Reg: exact field for response time

Geoff Simmons geoff at uplex.de
Wed Mar 20 11:45:53 UTC 2019


On 3/20/19 07:14, Hardik wrote:
> 
> what time should give to customer as a response time? Is it 2nd field(Total
> round trip time) or 3rd field(only response time after processed fetched
> content) ?
>        Timestamp Resp: 1501601912.806787* 0.048125* *0.000037*
> 
> Reason of asking this question is, Only first time request will go to
> origin. After that next all the request will be served from cache. Also
> generally we do not have control over other network (customer's network)
> when request goes to origin. As per this understanding, I should give 3rd
> field to customer as per response time. Please correct me if I am wrong.

The third field of Resp is not a useful measurement. It's the time taken
for Varnish userland code to complete network send operations -- when
the syscalls say they're done, there's essentially nothing left for
Varnish to do with the response, so Varnish writes the final timestamp.
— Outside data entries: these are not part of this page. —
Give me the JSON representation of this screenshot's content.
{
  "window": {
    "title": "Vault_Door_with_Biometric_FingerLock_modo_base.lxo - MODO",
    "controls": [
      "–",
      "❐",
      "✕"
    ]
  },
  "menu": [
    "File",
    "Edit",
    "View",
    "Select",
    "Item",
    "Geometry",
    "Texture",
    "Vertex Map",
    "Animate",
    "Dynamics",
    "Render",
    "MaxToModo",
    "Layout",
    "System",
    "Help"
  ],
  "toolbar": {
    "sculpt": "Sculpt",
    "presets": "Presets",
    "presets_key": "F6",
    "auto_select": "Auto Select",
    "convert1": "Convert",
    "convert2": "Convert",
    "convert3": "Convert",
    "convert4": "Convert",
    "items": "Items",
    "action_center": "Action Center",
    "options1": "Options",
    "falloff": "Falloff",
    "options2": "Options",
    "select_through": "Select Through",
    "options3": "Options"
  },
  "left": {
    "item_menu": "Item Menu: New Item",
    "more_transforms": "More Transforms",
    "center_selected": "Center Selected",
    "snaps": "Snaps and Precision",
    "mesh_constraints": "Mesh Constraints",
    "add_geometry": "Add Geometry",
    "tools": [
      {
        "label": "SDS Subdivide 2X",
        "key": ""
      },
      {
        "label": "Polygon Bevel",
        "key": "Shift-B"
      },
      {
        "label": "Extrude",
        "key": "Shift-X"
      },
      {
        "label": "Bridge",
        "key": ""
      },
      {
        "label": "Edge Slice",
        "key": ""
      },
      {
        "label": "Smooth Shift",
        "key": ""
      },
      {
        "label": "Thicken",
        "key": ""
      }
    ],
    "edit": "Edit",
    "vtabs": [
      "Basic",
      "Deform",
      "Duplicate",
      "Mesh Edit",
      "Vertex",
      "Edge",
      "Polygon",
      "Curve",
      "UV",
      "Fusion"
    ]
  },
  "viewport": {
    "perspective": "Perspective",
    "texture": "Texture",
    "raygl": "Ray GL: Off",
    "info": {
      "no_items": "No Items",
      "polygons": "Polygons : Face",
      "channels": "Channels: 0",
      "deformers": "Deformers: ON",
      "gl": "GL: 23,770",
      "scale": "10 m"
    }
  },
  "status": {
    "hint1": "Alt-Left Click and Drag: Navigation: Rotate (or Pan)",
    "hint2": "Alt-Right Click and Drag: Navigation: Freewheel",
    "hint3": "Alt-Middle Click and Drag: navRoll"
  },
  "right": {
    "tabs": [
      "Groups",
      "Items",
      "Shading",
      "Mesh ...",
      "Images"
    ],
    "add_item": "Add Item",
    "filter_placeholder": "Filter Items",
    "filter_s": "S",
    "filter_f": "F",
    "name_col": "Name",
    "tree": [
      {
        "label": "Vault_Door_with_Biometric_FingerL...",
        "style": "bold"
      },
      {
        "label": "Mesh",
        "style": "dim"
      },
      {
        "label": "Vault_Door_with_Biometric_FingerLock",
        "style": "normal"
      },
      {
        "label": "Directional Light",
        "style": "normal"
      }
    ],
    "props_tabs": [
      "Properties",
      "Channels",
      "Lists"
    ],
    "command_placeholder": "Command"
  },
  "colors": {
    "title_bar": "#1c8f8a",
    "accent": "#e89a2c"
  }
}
But return from the syscalls for network send may mean nothing more
than: the data has been placed on queues in the TCP stack. It doesn't
tell you anything about the network send, or even if the data has been
sent on the network yet at all.

As a practical matter, if you tell your customer that "response time"
was 37 microseconds, they probably won't believe you. (I wouldn't.)

From what you've said, it sounds like you're looking for something like:
the time taken to process the request, but not including the time for a
fetch from the origin server. Is that about right?

For that, you'd need to do more than read one field from one Timestamp
entry -- you'll need to read at least two, maybe more, and then do some
arithmetic.

The best measure for the total time of request processing is the 2nd
field in Timestamp:Resp, 48ms in your example above.

The best measure for the fetch time is in the backend log, the 3rd field
of Timestamp:Beresp, maybe added to the 3rd field of
Timestamp:BerespBody. So you'd have to find the backend log
corresponding to client log. -g request can help you with that.

Then (if this is what you're after), subtract the fetch time from the
total request processing time.

There are some other ways to go about it, but it depends on what exactly
you want to measure as "response time". And since I may have
misunderstood what you're trying to measure, I'll stop there.